In terms of efficacy, just very effective regimen as well. It’s 95% response rate. But again a small study. It’s difficult to say whether this is better. Many patients do achieve minimal residual disease. But again, for a small study, it’s difficult so far to say whether combination therapy with ibrutinib is better than liso-cel alone.

So who are potentially the candidates for CAR T-cell therapy when we think of CLL? Of course, the double refractory patients who have failed BTK inhibitor and BCL2, they have very little options, so pirtobrutinib is becoming an option now on clinical trial. But we will see how durable those responses are. But certainly those patients are good candidates.

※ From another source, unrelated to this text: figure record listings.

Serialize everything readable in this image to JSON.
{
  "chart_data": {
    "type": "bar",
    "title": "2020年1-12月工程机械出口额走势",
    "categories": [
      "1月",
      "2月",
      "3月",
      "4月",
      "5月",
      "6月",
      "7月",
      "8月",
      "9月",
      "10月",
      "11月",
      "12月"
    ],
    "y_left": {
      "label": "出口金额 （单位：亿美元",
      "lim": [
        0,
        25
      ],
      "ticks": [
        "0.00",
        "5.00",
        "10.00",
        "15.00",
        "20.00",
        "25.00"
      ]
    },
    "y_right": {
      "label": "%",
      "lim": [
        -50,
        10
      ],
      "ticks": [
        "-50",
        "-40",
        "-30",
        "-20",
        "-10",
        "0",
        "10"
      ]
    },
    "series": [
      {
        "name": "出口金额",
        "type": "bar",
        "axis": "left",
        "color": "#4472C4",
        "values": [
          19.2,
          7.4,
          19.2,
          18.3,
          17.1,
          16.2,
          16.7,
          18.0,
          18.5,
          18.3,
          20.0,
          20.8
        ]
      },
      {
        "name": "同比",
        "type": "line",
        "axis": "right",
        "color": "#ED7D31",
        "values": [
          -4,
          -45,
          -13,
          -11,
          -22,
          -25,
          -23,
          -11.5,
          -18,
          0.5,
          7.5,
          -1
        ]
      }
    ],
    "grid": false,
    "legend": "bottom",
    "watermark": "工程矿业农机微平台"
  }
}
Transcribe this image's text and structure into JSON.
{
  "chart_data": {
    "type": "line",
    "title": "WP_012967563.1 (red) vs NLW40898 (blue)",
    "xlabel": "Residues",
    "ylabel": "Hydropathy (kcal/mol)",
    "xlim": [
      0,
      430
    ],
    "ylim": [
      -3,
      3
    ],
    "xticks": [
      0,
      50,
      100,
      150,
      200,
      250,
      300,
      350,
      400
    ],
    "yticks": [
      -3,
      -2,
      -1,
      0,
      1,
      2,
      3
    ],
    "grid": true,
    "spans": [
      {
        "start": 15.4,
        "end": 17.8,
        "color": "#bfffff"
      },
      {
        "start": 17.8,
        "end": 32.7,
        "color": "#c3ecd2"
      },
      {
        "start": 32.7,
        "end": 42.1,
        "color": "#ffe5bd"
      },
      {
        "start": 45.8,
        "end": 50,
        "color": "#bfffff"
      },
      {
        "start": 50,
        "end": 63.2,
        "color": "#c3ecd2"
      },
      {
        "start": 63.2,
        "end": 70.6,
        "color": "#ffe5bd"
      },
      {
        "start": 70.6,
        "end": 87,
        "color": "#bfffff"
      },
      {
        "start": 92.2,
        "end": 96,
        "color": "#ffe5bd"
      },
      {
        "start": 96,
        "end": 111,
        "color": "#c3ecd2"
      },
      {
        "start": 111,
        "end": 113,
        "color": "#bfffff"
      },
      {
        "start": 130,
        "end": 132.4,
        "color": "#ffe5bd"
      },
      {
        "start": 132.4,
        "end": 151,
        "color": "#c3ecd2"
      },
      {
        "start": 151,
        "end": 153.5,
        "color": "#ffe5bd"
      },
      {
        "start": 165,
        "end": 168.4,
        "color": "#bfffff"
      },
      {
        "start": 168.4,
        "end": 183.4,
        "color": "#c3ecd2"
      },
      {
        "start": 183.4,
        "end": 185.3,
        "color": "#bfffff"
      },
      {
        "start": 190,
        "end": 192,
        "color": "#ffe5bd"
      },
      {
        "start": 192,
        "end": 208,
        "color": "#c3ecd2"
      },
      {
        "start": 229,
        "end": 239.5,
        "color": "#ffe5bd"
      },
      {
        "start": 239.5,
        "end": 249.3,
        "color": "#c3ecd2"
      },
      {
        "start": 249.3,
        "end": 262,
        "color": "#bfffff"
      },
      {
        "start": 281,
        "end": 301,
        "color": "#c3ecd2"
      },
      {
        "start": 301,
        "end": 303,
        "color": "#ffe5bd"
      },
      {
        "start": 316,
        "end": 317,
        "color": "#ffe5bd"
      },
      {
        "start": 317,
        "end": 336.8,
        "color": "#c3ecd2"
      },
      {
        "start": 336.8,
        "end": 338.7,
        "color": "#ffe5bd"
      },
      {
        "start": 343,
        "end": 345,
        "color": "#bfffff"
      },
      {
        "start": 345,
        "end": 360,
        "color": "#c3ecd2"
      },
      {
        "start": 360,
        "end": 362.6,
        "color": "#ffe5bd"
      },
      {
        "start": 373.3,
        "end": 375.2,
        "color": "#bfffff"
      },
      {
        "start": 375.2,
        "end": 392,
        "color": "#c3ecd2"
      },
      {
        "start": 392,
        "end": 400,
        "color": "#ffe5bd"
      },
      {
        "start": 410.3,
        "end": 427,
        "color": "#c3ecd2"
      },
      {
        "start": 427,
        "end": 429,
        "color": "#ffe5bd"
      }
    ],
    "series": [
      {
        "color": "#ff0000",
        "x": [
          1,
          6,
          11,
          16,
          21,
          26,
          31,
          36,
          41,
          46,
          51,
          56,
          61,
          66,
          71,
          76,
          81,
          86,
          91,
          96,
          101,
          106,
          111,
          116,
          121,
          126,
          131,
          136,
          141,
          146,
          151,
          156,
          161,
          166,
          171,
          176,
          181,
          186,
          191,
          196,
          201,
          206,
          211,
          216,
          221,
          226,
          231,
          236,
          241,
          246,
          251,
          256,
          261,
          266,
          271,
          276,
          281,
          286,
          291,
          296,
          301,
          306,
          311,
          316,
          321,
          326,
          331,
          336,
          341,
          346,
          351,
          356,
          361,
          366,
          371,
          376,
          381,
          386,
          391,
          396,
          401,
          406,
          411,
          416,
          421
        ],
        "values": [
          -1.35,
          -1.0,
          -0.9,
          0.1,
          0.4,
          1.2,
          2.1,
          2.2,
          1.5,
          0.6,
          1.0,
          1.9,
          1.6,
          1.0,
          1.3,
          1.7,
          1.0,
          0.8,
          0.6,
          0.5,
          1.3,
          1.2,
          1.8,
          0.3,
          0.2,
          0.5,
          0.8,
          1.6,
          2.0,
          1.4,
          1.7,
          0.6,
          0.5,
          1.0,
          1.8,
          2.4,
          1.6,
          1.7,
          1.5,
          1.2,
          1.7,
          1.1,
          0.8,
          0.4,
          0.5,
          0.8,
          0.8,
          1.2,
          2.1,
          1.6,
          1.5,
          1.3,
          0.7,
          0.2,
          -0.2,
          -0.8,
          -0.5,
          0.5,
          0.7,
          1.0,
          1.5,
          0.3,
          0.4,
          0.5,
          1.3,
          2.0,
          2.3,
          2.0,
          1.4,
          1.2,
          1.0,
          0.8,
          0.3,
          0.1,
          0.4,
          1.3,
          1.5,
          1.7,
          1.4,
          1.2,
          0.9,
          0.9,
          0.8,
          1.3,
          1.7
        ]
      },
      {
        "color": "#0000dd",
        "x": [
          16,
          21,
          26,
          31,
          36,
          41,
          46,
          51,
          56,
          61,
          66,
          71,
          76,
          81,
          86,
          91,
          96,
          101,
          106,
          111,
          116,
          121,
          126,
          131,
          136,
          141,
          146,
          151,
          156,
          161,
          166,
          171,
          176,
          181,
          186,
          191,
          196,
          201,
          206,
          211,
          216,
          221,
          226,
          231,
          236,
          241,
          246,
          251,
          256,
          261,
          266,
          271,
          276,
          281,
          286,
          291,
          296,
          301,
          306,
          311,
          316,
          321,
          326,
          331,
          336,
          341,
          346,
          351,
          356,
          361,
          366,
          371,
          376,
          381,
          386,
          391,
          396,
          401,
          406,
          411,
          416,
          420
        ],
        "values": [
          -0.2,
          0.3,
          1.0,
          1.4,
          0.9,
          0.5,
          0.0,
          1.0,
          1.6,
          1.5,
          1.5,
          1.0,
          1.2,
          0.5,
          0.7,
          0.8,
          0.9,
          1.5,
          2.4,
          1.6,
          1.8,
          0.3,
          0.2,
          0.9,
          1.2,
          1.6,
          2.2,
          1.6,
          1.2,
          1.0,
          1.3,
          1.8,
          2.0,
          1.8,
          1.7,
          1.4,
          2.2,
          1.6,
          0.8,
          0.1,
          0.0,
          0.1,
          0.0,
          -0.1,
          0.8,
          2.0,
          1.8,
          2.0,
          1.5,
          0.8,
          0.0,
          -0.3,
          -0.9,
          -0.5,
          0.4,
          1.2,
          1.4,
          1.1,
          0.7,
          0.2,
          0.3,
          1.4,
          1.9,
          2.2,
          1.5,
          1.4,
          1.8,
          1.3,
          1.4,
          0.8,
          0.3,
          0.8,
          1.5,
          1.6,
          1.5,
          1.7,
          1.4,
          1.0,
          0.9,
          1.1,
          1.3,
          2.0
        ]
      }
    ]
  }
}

I would even argue that maybe single refractory patients with high genetic risks also may be good candidates for CAR T-cell therapy because as far as we know, we would like to dream that it might be curative for some of these patients. And we know from patients with DLBCLL, the more lines of therapy you use, the less well you may be doing overall.

We need a little bit of work trying to figure out whether comorbidities matter in terms of predicting survival in CAR T-cell, and of course they do. The more comorbidities these patients have, the worse outcomes they seem to enjoy.

So there has to be some selection of these patients for CAR T-cell therapy.

There is also a plethora of noel and emergent targets in CLL. And I’m not going to linger over this too much.

But I’ll just list them here, very interesting targets, Mcl-1, Bcl-xL, which are currently under development as well as allogeneic CAR T-cells.